Perfect day out with the North Face crew in Kootenay National Park.  We chose to climb Vermilion Peak and ski down its south face.  This valley was burned to a crisp in 1968 so I was looking forward to an unusual environment.

Above:  Without any tree branches, early morning light casts unique and highly striated shadows through the burnt forest.  Surface hoar from the previous evening makes for nice sparkles.  

Above: Climbing through an eerie landscape.  We had 3200 vertical feet to climb which past by quickly when everywhere you looked was something interesting.

Above: We arrive at the final summit block.  We had a group discussion about changing conditions here.  The air temperature was warming up making this slope aspect unstable. To complete the climb meant taking off skis and climbing up to summit and back down to our skis for a round trip of perhaps an hour.  In that time we weren’t sure what the snow stability would be like to make the ski descent.  Our group operates with leaders but with individual veto power.  Only one vote is required to back away from an objective.  That’s what happened here.  We discussed it fully but finally followed our decision protocol and decided to not summit.
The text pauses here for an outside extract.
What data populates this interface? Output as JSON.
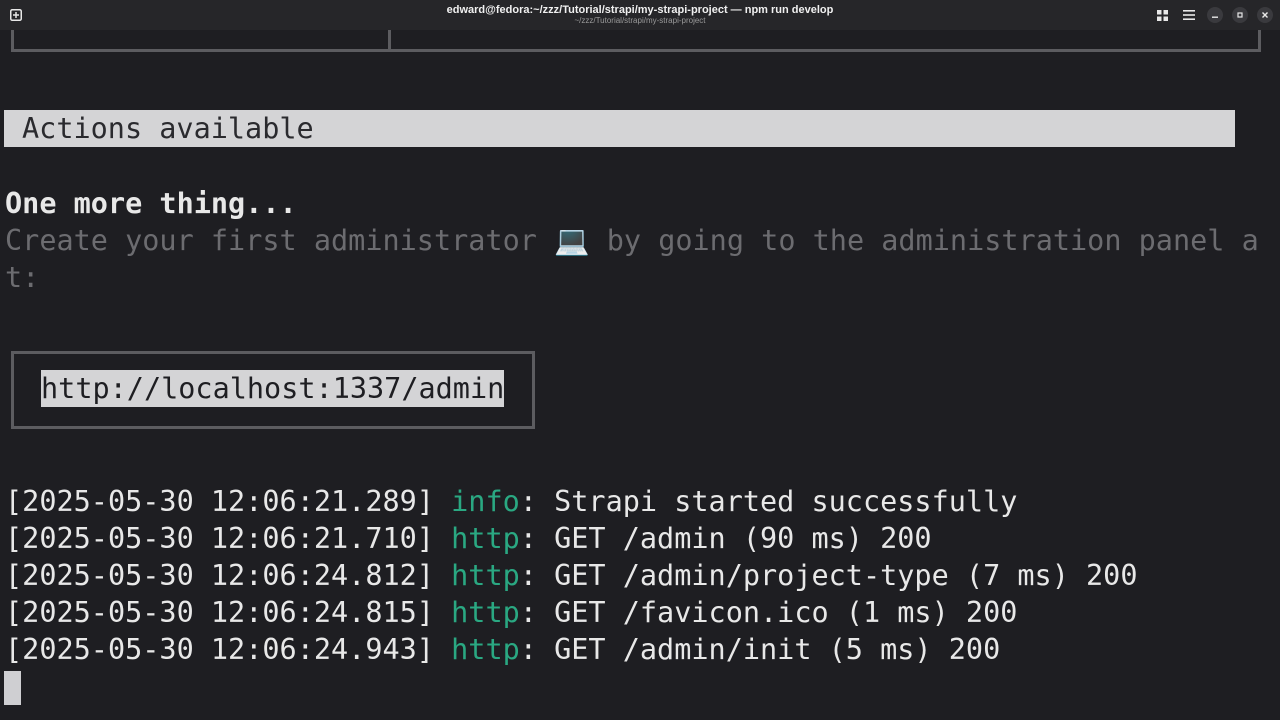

Above: Enjoying the fruits of our labours for a few minutes while we switch our gear around to make the ski descent and have a bite of food and drink.  Peggy grabs a photo while Mark’s smile is taking over his face.

Above: Randy and Peggy planning the descent line down with the “Rockwall” in the background.
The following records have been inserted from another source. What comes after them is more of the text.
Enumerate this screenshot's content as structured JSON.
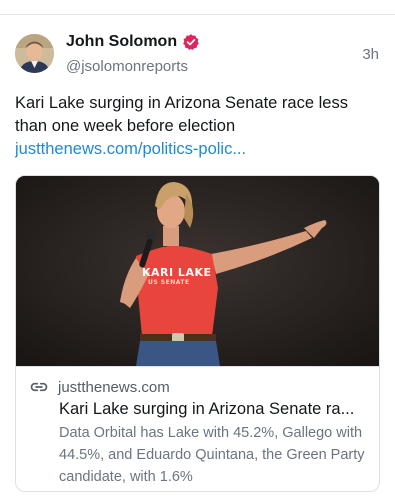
{
  "author": {
    "display_name": "John Solomon",
    "handle": "@jsolomonreports",
    "timestamp": "3h"
  },
  "post": {
    "text": "Kari Lake surging in Arizona Senate race less than one week before election",
    "link_text": "justthenews.com/politics-polic..."
  },
  "link_card": {
    "domain": "justthenews.com",
    "title": "Kari Lake surging in Arizona Senate ra...",
    "description": "Data Orbital has Lake with 45.2%, Gallego with 44.5%, and Eduardo Quintana, the Green Party candidate, with 1.6%",
    "shirt_text": "KARI LAKE",
    "shirt_subtext": "US SENATE"
  },
  "colors": {
    "verified_badge": "#e0245e",
    "link": "#1f8ad0",
    "shirt": "#e8453c"
  },
  "icons": {
    "verified": "verified-badge-icon",
    "link": "link-chain-icon"
  }
}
Above:  Solar radiation dislodged small bits of rock from the summit block onto this slope which send “pinwheels” of snow down  making the tracks seen here.  Mark waits his turn as we skied this high section one at a time to minimise our exposure.  Safe zones to wait and regroup are picked out as we ascended.

Randy and I enjoy an amazing view with perfect conditions.  That bump of a mountain a little higher than the others in the center is Mt Assiniboine nearly 50km away!

A fantastic trip with great trip partners.  Most impressive is how when the veto vote was cast, everyone supported it completely.  Reactions like this make it easier to object to the  prevailing opinion.  No one worries about whether it was overly cautious, or not.  Everyone just submits themselves to the decision and enjoys the day.  Group psychology definitely influences decision making so I’m very grateful to have a touring group that has an excellent dynamic.